Department of Biology Seminar Series
Dr. Bing He, Biomedical Engineering, University of Dartmouth
- | Claire Fagin Hall Auditorium
Photo: Bing He

Hosted by Dr. Wei Guo

Home institution: Biomedical Engineering, University of Dartmouth

During development, an embryo must undergo many structural changes in order to form specific body plan and organ structures. In my laboratory, we seek to understand how genetic inputs for tissue patterning are translated into the biophysical behaviors of cells that give rise to stereotyped tissue forms. Our current work focuses on the folding mechanisms in 2-dimensional epithelial sheets. Epithelial folding is often mediated by constriction at the cell apices, which is driven by actomyosin contractions.

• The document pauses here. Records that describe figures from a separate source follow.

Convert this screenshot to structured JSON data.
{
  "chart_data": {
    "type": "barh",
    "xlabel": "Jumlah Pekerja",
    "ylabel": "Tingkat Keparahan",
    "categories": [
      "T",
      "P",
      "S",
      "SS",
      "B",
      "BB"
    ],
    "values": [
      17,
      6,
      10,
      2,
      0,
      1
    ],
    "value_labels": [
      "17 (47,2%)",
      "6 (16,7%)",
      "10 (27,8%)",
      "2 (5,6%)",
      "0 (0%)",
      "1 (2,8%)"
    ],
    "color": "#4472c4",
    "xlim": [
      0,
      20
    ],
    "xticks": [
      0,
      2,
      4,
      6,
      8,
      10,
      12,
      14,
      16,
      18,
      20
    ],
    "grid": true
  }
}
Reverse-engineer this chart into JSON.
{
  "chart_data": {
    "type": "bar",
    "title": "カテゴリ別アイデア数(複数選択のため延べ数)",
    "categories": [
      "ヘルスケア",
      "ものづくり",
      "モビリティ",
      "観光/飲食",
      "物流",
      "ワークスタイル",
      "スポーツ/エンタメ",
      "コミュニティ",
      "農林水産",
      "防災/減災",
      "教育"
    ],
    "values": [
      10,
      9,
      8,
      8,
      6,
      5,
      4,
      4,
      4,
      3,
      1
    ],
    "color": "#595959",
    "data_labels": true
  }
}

Using Drosophila gastrulation as our model, we demonstrate that folding of the mesoderm epithelium is achieved through epithelial buckling jointly mediated by apical constriction in the mesoderm and in-plane compression from the surrounding ectoderm. Interestingly, this cross-tissue mechanical cooperation depends on the function of the polarity determinant Dlg1, which regulates apical mechanics outside of the constriction domain. In addition, we identified a feedback mechanism between apical actomyosin contractility and Rab11-mediated vesicle trafficking that reinforces the supracellular actomyosin network. This mechanism facilitates apical constriction by allowing the tissue to readily adapt to a rapid increase in tissue tension caused by activation of actomyosin contractions.